The next week was a busy one. It was found that not only had the Indians attacked the cabin, but they had also tried to wreck the cattle shed, and both structures had to be mended and put into order. During the absence of the settlers some of the cattle and the mustangs had strayed away to other ranges, and these had to be rounded up, for in those days men of limited means, like Mr. Radbury, did not allow their live stock to wander far away, to be rounded up once or twice a year. If they had allowed this, cattle and ponies might have gotten into the Indian country and never been heard of again.

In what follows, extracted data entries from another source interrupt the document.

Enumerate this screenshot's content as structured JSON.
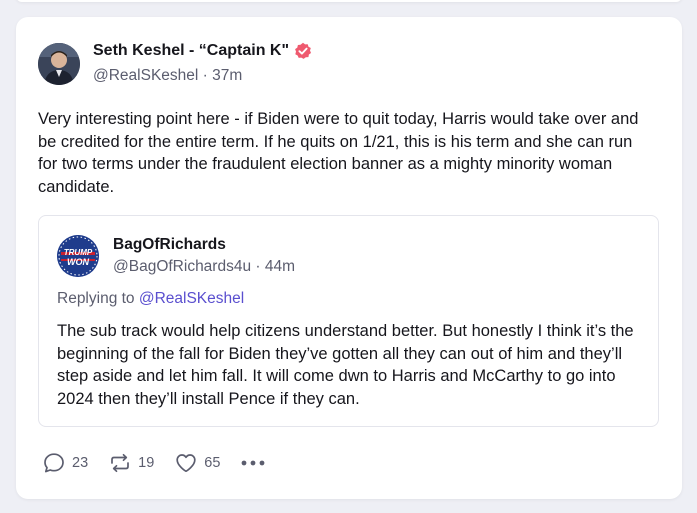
{
  "post": {
    "author_name": "Seth Keshel - “Captain K\"",
    "handle": "@RealSKeshel",
    "separator": " · ",
    "time": "37m",
    "text": "Very interesting point here - if Biden were to quit today, Harris would take over and be credited for the entire term.  If he quits on 1/21, this is his term and she can run for two terms under the fraudulent election banner as a mighty minority woman candidate."
  },
  "quote": {
    "author_name": "BagOfRichards",
    "handle": "@BagOfRichards4u",
    "separator": " · ",
    "time": "44m",
    "replying_prefix": "Replying to ",
    "replying_to": "@RealSKeshel",
    "avatar_text_1": "TRUMP",
    "avatar_text_2": "WON",
    "text": "The sub track would help citizens understand better. But honestly I think it’s the beginning of the fall for Biden they’ve gotten all they can out of him and they’ll step aside and let him fall. It will come dwn to Harris and McCarthy to go into 2024 then they’ll install Pence if they can."
  },
  "actions": {
    "replies": "23",
    "reposts": "19",
    "likes": "65"
  },
  "icons": {
    "verified": "verified-badge-icon",
    "reply": "reply-icon",
    "repost": "repost-icon",
    "like": "heart-icon",
    "more": "more-icon"
  },
  "colors": {
    "accent": "#5a4fcf",
    "verified": "#ef5a6f",
    "background": "#eeeff5"
  }
}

At the end of the week Poke Stover left, stating that he was going to make a trip to San Antonio de Bexar, to learn how matters were going politically.
"There may be a scrap on already," he remarked, "and, if so, I don't want to be sitting here, sucking my thumbs."
"I admire your sentiment," replied Mr. Radbury. "If there is trouble, can I rely upon you to give me warning?"
"Certainly," answered Poke Stover.
He left on Saturday morning, and on Sunday Big Foot sat up for the first time. The Radburys had done their best for him, and for this he was extremely grateful.
"Big Foot pay back some day," he said. "Pay back sure." The boys hardly gave attention to these words, but had good cause to remember them later.
During the next few months matters ran smoothly, until one day when some of the settlers from Gonzales came in. They reported another Indian uprising farther eastward, and declared that the local government was doing nothing to check the red men.
"We must take the law into our own hands, neighbour Radbury," said one, who lived a matter of thirty miles away, yet considered himself a fairly close neighbour. "The Mexicans don't care a rap for us, and I reckon they'd just as lief see the Injuns ride over us as not."
"I trust Santa Anna does the right thing by us," answered Mr. Radbury.
"I wouldn't trust any of 'em."
"Well, if they don't do right, they had better look out for Sam Houston, or he'll be on their heels."
"Yes, I've great faith in Houston," was the other settler's answer. "He's a lawyer and a fighter, and I reckon he can whip 'em both in the court-room or on the battle-field."